I blog in two distinct but often parallel worlds and in both of them I see blogging serving as a subversive force that undercuts self-declared authority figures: politics and religion. In both worlds there has long been, even in this country, a cabal of self-appointed arbiters of what is or is not information that is approved for public consumption. When people form opinion and think through issues but only have a very limited and controlled perspective, they are not going to come up with conclusions outside of the predesigned positions.

In the world of American politics we have long been at the mercy of the media, to the point that the oblivious New York Times declared itself as the “newspaper of record” that provides “all the news that’s fit to print”. The breathtaking and undeserved arrogance of that is lost on those who blithely perpetuate this myth. For a very long time the American public was spoon-fed news and information from one ideological viewpoint and distributed by the three major networks (NBC, ABC and CBS for those who don’t realize that at one time we only had three networks) as well as a few large newspaper outlets like the New York Times, Washington Post and other big city newspapers. Only the news they saw fit to disseminate made it to the public and what news did make it to the public was spun in a particular way, down to the pompous statement that closed out “Uncle Walter” Kronkite’s evening news report, “And that's the way it is” as if Kronkite, “the most trusted man in America” was the only credible judge for how things really were. For many years the priesthood of media declared from on high what the unwashed masses should hear. With the advent of cable news, first CNN which perpetuates the leftist slant on the news and then Fox News which is just the opposite, along with talk radio, the stranglehold on information was starting to break. With blogging the control once held by the media elite was shattered. Blog outlets like Breitbart, the Daily Kos and the Drudge Report often are way ahead of the “mainstream” media and offer an unfiltered view of the news, for good or for ill. The genie is out of the bottle and no matter how much it is decried by the former overlords of information, that is never going to change if the staff reductions across the world of newspapers are any indication.

In the world of religious discourse we have had an eerily similar caste of experts and professionals in the form of clergy and academics that decided what could or should be discussed. For nearly a thousand years that arbiter was the Roman Catholic Church and dissenting opinion was not only not permitted, it was met with violence in the form of persecution, torture and even church sanctioned murder. With the advent of the printing press and the Protestant Reformation the shackles came off to an extent but still the church was divided up into competing factions with each faction sponsoring their own subclass that dictated the discussion. With the advent of the internet and the ability to communicate instantly and search out an almost limitless pantheon of ideas, the common guy now has access to material that previously was only accessible in the library of a seminary or a rare book collector. When I first started to question the institutional church I searched some sort of phrase regarding paid clergy and stumbled across Alan Knox. From there a whole new world opened up. I have read so many different opinions and points of view. Many I have read, considered and discarded. Others I have thought through and adopted or modified. Few of these perspectives would have been available to me 10-15 years ago.

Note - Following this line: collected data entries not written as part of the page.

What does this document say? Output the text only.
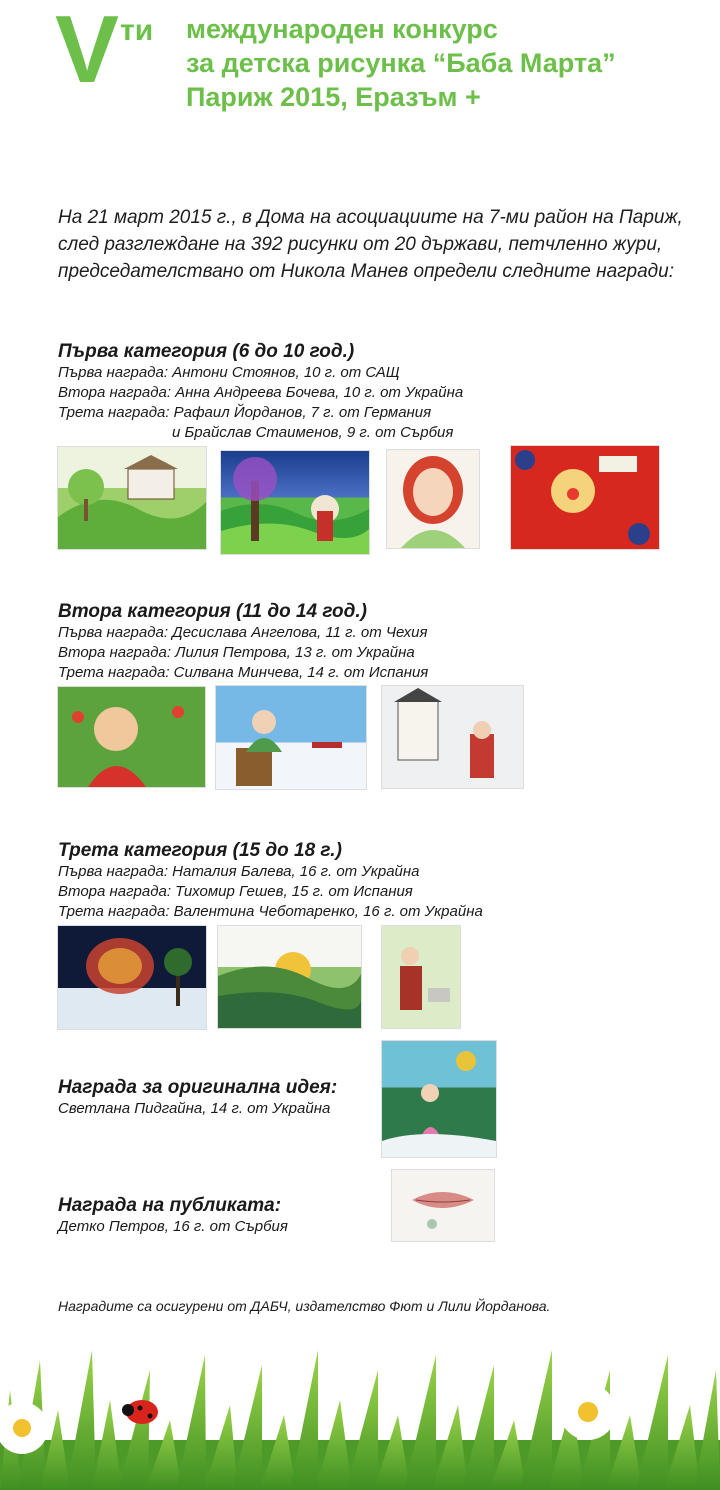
V ти международен конкурс
за детска рисунка “Баба Марта”
Париж 2015, Еразъм +
На 21 март 2015 г., в Дома на асоциациите на 7-ми район на Париж,
след разглеждане на 392 рисунки от 20 държави, петчленно жури,
председателствано от Никола Манев определи следните награди:
Първа категория (6 до 10 год.)
Първа награда: Антони Стоянов, 10 г. от САЩ
Втора награда: Анна Андреева Бочева, 10 г. от Украйна
Трета награда: Рафаил Йорданов, 7 г. от Германия
и Брайслав Стаименов, 9 г. от Сърбия
Втора категория (11 до 14 год.)
Първа награда: Десислава Ангелова, 11 г. от Чехия
Втора награда: Лилия Петрова, 13 г. от Украйна
Трета награда: Силвана Минчева, 14 г. от Испания
Трета категория (15 до 18 г.)
Първа награда: Наталия Балева, 16 г. от Украйна
Втора награда: Тихомир Гешев, 15 г. от Испания
Трета награда: Валентина Чеботаренко, 16 г. от Украйна
Награда за оригинална идея:
Светлана Пидгайна, 14 г. от Украйна
Награда на публиката:
Детко Петров, 16 г. от Сърбия
Наградите са осигурени от ДАБЧ, издателство Фют и Лили Йорданова.
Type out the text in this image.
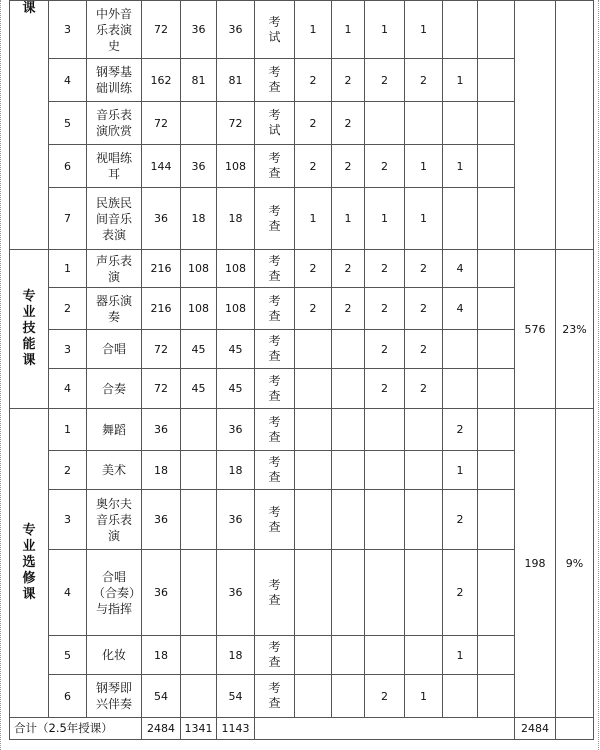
课	3	中外音乐表演史	72	36	36	考试	1	1	1	1				
	4	钢琴基础训练	162	81	81	考查	2	2	2	2	1			
	5	音乐表演欣赏	72		72	考试	2	2						
	6	视唱练耳	144	36	108	考查	2	2	2	1	1			
	7	民族民间音乐表演	36	18	18	考查	1	1	1	1				
专业技能课	1	声乐表演	216	108	108	考查	2	2	2	2	4		576	23%
	2	器乐演奏	216	108	108	考查	2	2	2	2	4			
	3	合唱	72	45	45	考查			2	2				
	4	合奏	72	45	45	考查			2	2				
专业选修课	1	舞蹈	36		36	考查					2		198	9%
	2	美术	18		18	考查					1			
	3	奥尔夫音乐表演	36		36	考查					2			
	4	合唱（合奏）与指挥	36		36	考查					2			
	5	化妆	18		18	考查					1			
	6	钢琴即兴伴奏	54		54	考查			2	1				
合计（2.5年授课）			2484	1341	1143								2484	
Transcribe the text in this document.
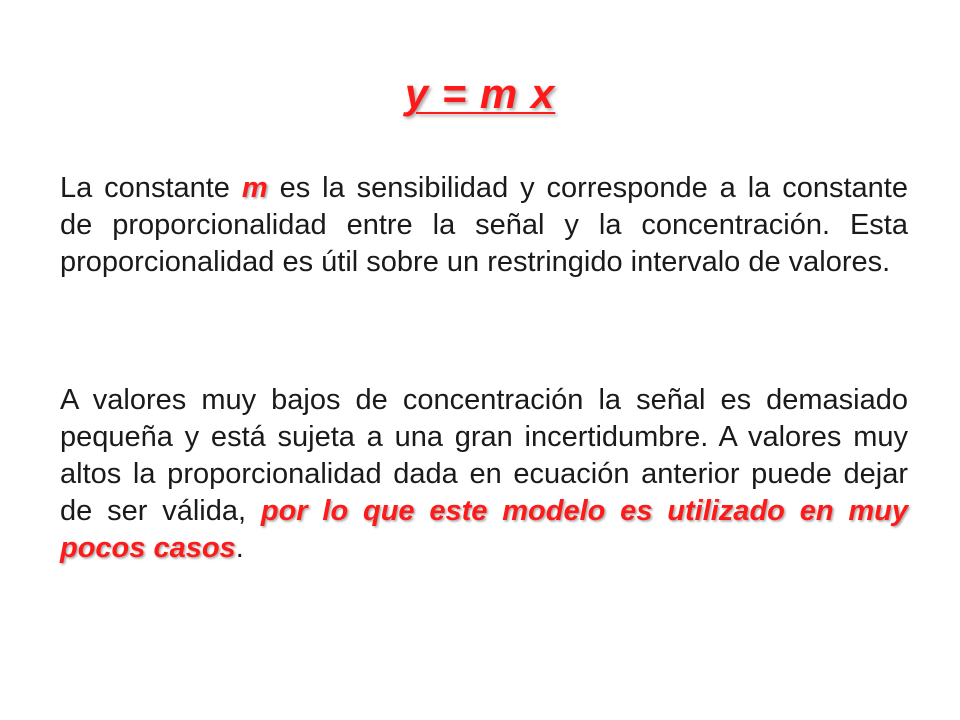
y = m x

La constante m es la sensibilidad y corresponde a la constante de proporcionalidad entre la señal y la concentración. Esta proporcionalidad es útil sobre un restringido intervalo de valores.

A valores muy bajos de concentración la señal es demasiado pequeña y está sujeta a una gran incertidumbre. A valores muy altos la proporcionalidad dada en ecuación anterior puede dejar de ser válida, por lo que este modelo es utilizado en muy pocos casos.
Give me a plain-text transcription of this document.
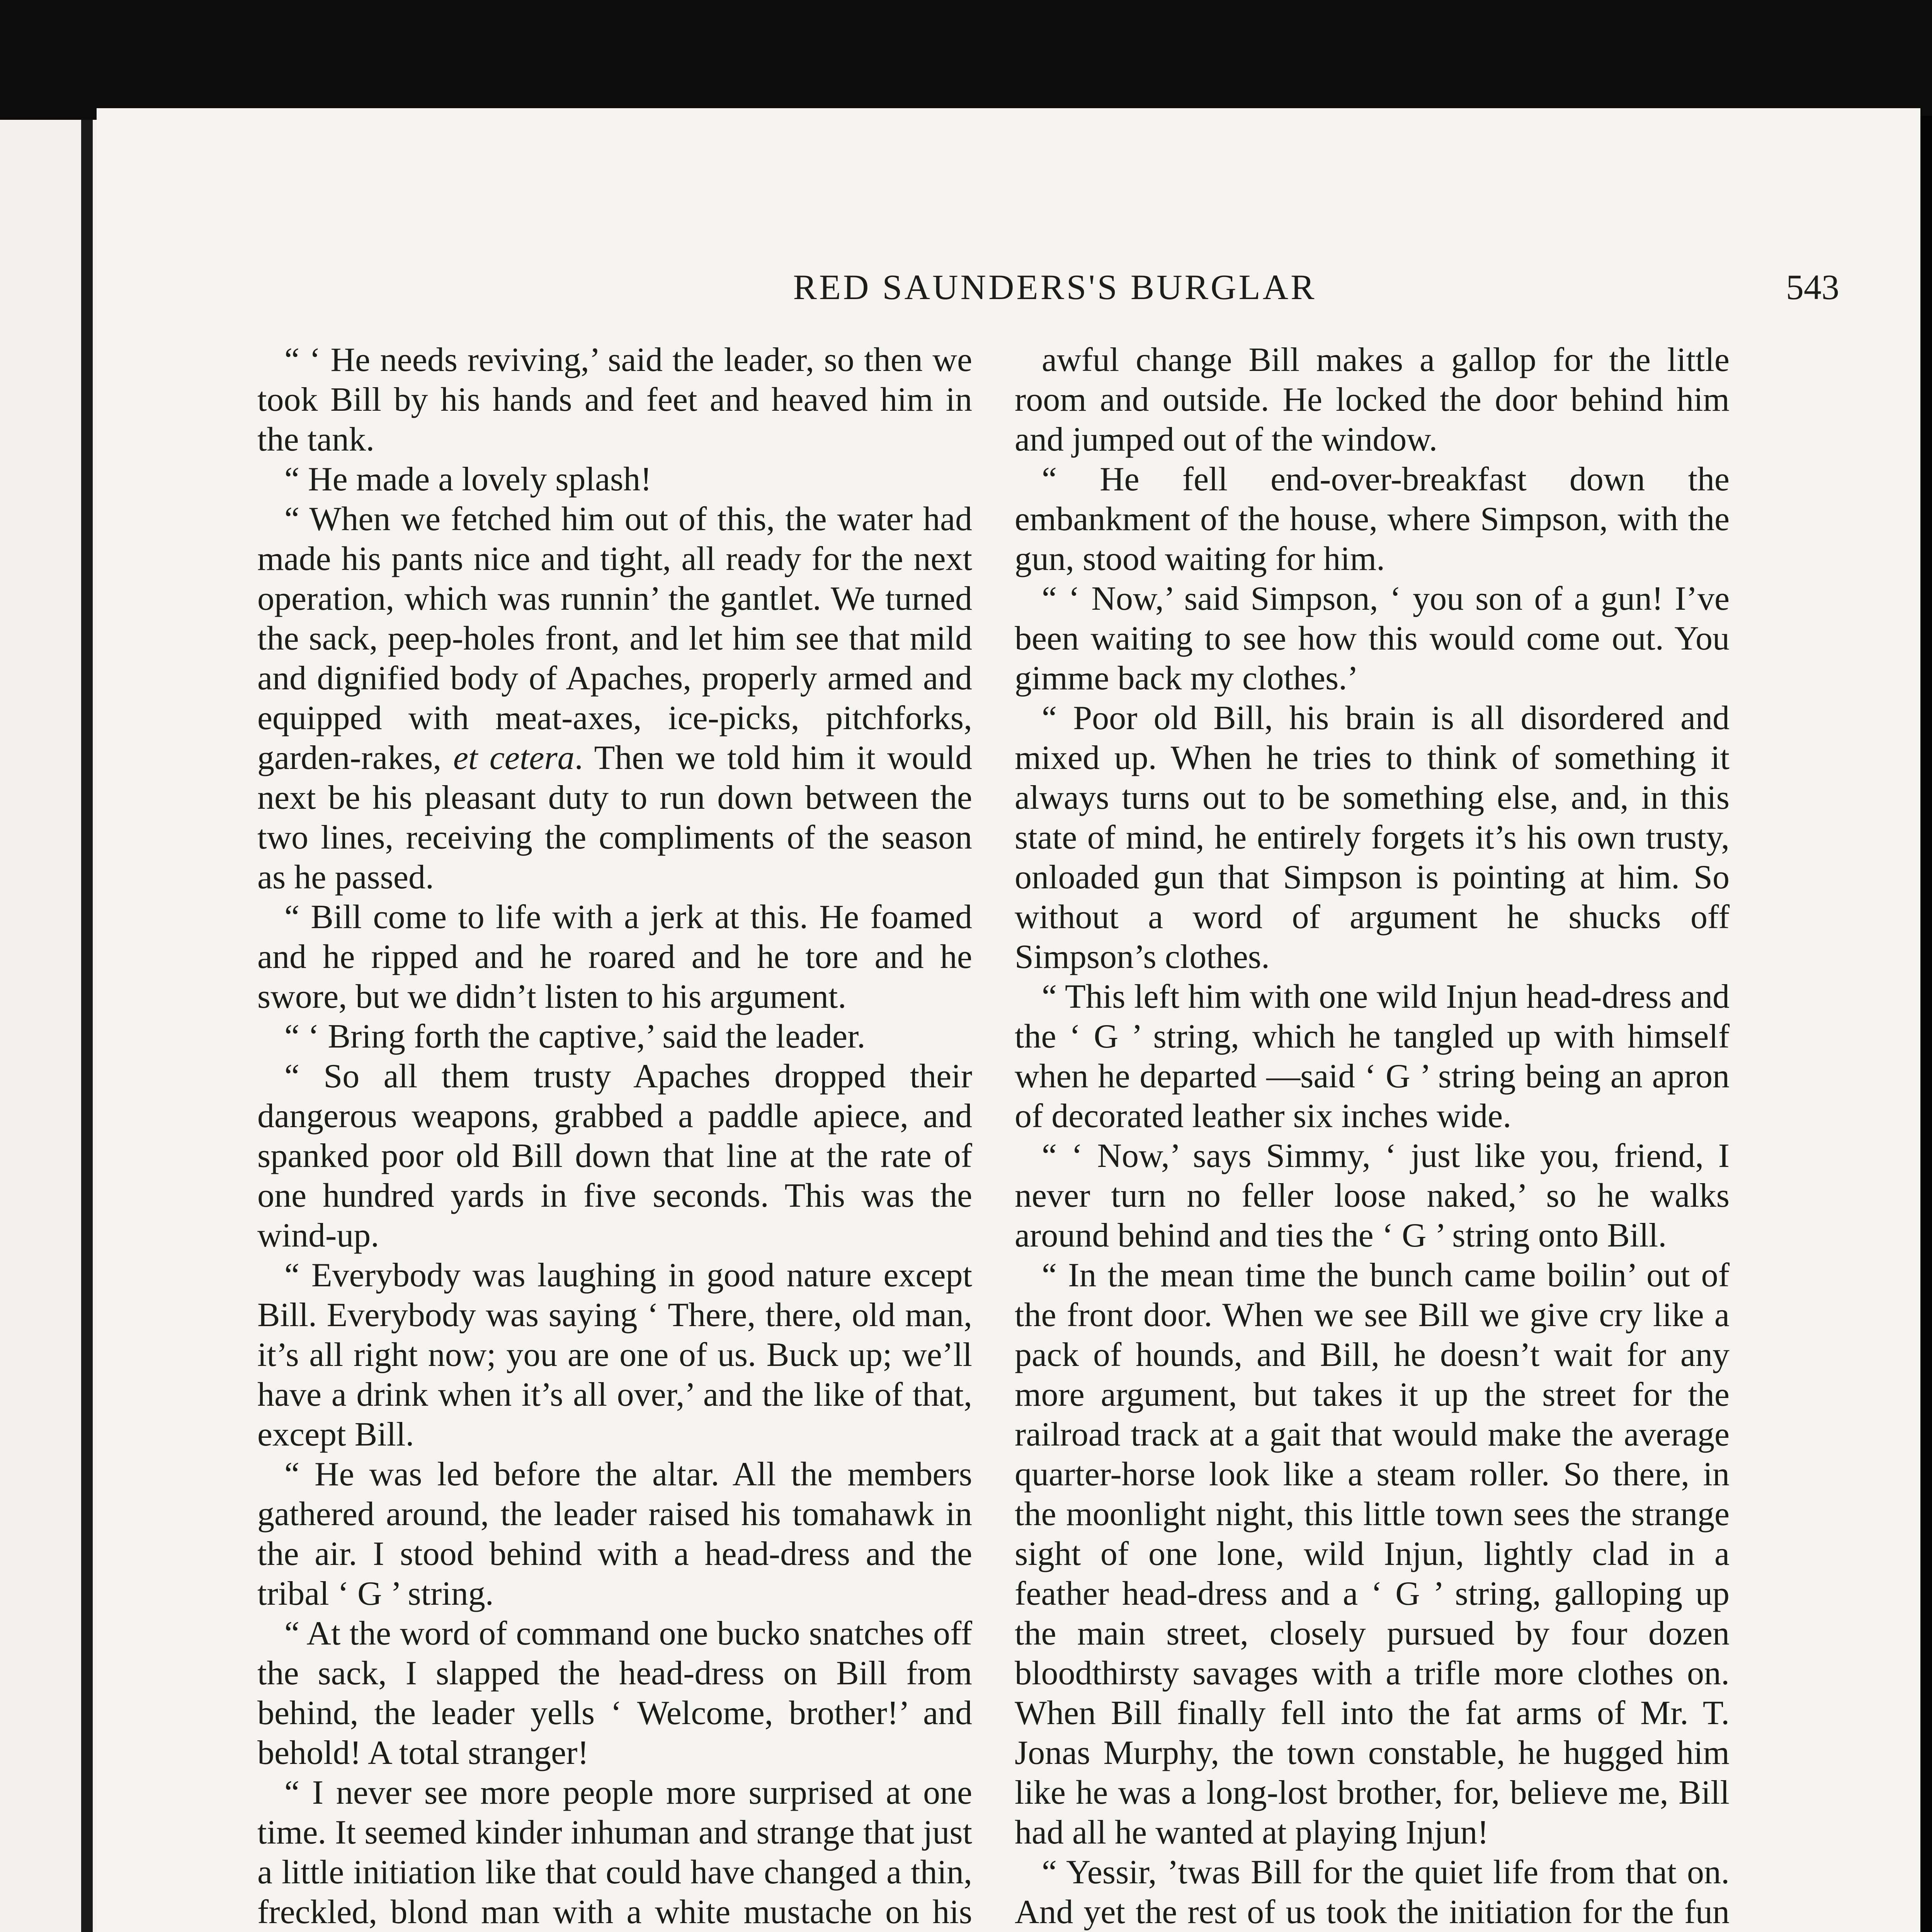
RED SAUNDERS'S BURGLAR	543

“ ‘ He needs reviving,’ said the leader, so then we took Bill by his hands and feet and heaved him in the tank.

“ He made a lovely splash!

“ When we fetched him out of this, the water had made his pants nice and tight, all ready for the next operation, which was runnin’ the gantlet. We turned the sack, peep-holes front, and let him see that mild and dignified body of Apaches, properly armed and equipped with meat-axes, ice-picks, pitchforks, garden-rakes, et cetera. Then we told him it would next be his pleasant duty to run down between the two lines, receiving the compliments of the season as he passed.

“ Bill come to life with a jerk at this. He foamed and he ripped and he roared and he tore and he swore, but we didn’t listen to his argument.

“ ‘ Bring forth the captive,’ said the leader.

“ So all them trusty Apaches dropped their dangerous weapons, grabbed a paddle apiece, and spanked poor old Bill down that line at the rate of one hundred yards in five seconds. This was the wind-up.

“ Everybody was laughing in good nature except Bill. Everybody was saying ‘ There, there, old man, it’s all right now; you are one of us. Buck up; we’ll have a drink when it’s all over,’ and the like of that, except Bill.

“ He was led before the altar. All the members gathered around, the leader raised his tomahawk in the air. I stood behind with a head-dress and the tribal ‘ G ’ string.

“ At the word of command one bucko snatches off the sack, I slapped the head-dress on Bill from behind, the leader yells ‘ Welcome, brother!’ and behold! A total stranger!

“ I never see more people more surprised at one time. It seemed kinder inhuman and strange that just a little initiation like that could have changed a thin, freckled, blond man with a white mustache on his

awful change Bill makes a gallop for the little room and outside. He locked the door behind him and jumped out of the window.

“ He fell end-over-breakfast down the embankment of the house, where Simpson, with the gun, stood waiting for him.

“ ‘ Now,’ said Simpson, ‘ you son of a gun! I’ve been waiting to see how this would come out. You gimme back my clothes.’

“ Poor old Bill, his brain is all disordered and mixed up. When he tries to think of something it always turns out to be something else, and, in this state of mind, he entirely forgets it’s his own trusty, onloaded gun that Simpson is pointing at him. So without a word of argument he shucks off Simpson’s clothes.

“ This left him with one wild Injun head-dress and the ‘ G ’ string, which he tangled up with himself when he departed —said ‘ G ’ string being an apron of decorated leather six inches wide.

“ ‘ Now,’ says Simmy, ‘ just like you, friend, I never turn no feller loose naked,’ so he walks around behind and ties the ‘ G ’ string onto Bill.

“ In the mean time the bunch came boilin’ out of the front door. When we see Bill we give cry like a pack of hounds, and Bill, he doesn’t wait for any more argument, but takes it up the street for the railroad track at a gait that would make the average quarter-horse look like a steam roller. So there, in the moonlight night, this little town sees the strange sight of one lone, wild Injun, lightly clad in a feather head-dress and a ‘ G ’ string, galloping up the main street, closely pursued by four dozen bloodthirsty savages with a trifle more clothes on. When Bill finally fell into the fat arms of Mr. T. Jonas Murphy, the town constable, he hugged him like he was a long-lost brother, for, believe me, Bill had all he wanted at playing Injun!

“ Yessir, ’twas Bill for the quiet life from that on. And yet the rest of us took the initiation for the fun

In both cases many of those who are most entrenched in the system and have the most at stake in terms of money, power and prestige are also the most vitriolic in their contempt for the common medium of blogging or other forms of subversive communication outside of the accepted streams.

Many detractors of blogging sneer that blogging is a lowest common denominator form of communication where any Tom, Dick or Harry with a computer is free to spew ignorance, hatred and outright lies at will. In part that is a valid opinion. There are plenty of crackpots and kooks on the internet. There are also plenty of tyrants, heretics and liars in the world of big media and big religion. We are faced with a choice between a Wild West of information where the heretic and orthodox have equal time and an authoritarian system where a central authority decides what information should be disseminated and which ideas are worth discussion.

As for me, I will always come down on the side of a free and open marketplace of ideas over an authoritarian system of thought police where only certain officially approved ideas are permitted. I would rather be able to pick and choose from a wide range of voices and to test ideas on my own than to allow a small group to determine what is or is not permitted. That is a messier way to be sure but a far more honest one. Blogging is what it is, warts and all, but it certainly is no less than a subversive means of communication that strikes at the heart of thought control, political correctness and elitism. Don’t make blogging more than it is but certainly don’t discount the importance of that particular voice in keeping the more mainstream voices honest and exposing people to a wide variety of opinions and information.